Designing a typeface for your own language and writing system may come more naturally, but there is a hidden benefi t when designing non-native scripts. At the Type & Media program at the Royal Academy of Arts in The Hague, Biľak teaches type Murfreesboro web designers who work with Latin, as well as Arabic and Greek. When tackling non-native writing systems they begin to see things differently, and the eye-opening experience helps them bring new things to their native script designs.

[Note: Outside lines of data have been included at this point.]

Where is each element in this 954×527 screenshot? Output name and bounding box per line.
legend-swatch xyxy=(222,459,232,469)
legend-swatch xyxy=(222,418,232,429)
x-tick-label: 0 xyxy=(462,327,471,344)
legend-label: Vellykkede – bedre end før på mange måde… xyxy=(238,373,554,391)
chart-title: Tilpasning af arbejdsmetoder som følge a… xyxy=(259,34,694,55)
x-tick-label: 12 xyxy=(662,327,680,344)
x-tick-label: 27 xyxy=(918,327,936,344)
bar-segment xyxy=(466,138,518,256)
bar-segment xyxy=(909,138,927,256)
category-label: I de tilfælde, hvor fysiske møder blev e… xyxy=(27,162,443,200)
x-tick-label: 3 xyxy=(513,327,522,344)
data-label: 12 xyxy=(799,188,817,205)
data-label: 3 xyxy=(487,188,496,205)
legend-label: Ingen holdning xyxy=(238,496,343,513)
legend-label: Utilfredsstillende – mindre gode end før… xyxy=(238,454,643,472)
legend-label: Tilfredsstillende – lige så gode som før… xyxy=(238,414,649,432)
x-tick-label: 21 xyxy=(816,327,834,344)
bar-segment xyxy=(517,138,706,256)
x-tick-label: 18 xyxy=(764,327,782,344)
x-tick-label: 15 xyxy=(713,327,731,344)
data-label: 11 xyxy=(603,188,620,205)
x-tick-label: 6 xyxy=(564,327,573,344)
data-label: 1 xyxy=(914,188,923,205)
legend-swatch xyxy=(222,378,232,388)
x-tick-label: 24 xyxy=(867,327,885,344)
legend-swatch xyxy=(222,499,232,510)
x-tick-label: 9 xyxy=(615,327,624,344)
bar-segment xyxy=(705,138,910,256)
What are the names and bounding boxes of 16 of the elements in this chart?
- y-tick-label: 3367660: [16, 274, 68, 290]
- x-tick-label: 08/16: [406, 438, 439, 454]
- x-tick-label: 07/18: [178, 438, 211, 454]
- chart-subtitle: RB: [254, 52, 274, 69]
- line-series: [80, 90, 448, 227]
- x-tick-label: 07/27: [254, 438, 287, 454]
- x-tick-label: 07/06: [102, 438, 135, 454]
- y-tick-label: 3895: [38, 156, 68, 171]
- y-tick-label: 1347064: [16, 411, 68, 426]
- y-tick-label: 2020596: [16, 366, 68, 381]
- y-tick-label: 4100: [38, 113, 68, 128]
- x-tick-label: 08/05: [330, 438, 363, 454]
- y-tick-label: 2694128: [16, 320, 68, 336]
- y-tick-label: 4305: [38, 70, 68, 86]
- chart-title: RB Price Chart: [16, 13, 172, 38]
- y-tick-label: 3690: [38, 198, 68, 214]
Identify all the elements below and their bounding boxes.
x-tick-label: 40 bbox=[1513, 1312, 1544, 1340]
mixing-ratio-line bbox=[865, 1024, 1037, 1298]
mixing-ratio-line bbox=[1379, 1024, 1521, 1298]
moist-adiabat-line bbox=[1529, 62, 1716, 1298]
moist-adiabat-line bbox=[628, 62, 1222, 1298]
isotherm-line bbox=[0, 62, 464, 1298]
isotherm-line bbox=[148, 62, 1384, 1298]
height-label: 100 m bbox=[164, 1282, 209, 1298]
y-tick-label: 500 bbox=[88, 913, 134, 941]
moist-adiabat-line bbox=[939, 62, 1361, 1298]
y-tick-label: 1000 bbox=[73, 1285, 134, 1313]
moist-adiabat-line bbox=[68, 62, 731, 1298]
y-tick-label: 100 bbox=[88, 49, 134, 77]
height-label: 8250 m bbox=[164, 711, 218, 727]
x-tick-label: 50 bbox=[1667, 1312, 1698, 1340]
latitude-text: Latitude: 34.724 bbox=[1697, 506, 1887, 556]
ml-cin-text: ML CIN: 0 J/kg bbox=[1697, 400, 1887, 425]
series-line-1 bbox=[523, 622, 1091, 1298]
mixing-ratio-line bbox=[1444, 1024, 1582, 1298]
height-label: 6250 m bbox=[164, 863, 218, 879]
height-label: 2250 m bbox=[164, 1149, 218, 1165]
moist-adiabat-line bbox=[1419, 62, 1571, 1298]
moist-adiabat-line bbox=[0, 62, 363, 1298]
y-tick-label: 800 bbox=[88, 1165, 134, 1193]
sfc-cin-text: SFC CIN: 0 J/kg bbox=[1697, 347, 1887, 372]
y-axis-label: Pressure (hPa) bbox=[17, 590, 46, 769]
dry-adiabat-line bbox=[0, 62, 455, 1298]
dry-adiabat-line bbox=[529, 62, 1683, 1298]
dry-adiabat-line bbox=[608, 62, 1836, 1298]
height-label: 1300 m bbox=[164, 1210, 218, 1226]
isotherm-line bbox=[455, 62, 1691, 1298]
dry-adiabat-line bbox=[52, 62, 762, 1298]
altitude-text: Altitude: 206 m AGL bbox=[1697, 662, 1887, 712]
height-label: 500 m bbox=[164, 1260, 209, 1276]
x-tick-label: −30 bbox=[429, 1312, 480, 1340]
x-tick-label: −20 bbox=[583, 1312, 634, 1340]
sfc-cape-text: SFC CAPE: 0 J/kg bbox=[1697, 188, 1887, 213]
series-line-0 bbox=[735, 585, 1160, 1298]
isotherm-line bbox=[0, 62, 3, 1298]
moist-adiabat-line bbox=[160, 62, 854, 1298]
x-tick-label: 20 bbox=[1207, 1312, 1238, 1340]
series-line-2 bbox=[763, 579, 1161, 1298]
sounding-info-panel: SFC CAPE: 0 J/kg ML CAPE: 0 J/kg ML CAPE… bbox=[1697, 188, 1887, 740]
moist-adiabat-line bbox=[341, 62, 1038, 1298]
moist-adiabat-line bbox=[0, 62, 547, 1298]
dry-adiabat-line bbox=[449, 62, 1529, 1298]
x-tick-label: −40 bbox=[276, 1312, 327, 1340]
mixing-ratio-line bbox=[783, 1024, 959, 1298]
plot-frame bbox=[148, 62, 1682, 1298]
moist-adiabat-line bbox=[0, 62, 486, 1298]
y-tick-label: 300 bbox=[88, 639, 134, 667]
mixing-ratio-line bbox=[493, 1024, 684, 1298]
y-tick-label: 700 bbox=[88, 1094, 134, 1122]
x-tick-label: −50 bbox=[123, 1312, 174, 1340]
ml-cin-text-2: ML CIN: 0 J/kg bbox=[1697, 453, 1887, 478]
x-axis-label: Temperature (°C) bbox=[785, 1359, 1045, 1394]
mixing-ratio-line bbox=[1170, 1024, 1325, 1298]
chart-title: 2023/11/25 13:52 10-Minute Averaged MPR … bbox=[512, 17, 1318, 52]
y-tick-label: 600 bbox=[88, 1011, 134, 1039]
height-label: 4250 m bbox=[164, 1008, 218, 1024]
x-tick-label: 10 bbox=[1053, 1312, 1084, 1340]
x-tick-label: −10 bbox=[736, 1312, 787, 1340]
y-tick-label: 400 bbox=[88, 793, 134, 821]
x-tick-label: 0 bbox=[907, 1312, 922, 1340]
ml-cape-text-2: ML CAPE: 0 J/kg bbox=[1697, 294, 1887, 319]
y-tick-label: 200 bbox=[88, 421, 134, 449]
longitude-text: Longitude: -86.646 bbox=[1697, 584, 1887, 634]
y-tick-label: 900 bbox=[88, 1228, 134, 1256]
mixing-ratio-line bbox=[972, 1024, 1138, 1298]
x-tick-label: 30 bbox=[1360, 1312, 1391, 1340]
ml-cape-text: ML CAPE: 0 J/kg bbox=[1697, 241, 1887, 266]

Seeing is instrumental to the web design Murfreesboro Tennessee process, whether or not you know the writing system, whether or not you can read it. Consider Eudald Pradell, an 18th-century punchcutter in Spain, whom Biľak cites
as proof “that reading and seeing are two separate activities.” Pradell was illiterate, but produced what Biľak calls “one of the most admired typefaces ever cut in Spain.” Type design, whether for your native writing system or another, is about learning “the rhythm, flow and relationship of shapes,” Biľak says.

No matter how you see the shapes or what shapes you’re making, you have to be curious, always learning, seeing and making, always conducting research—lots and lots of research.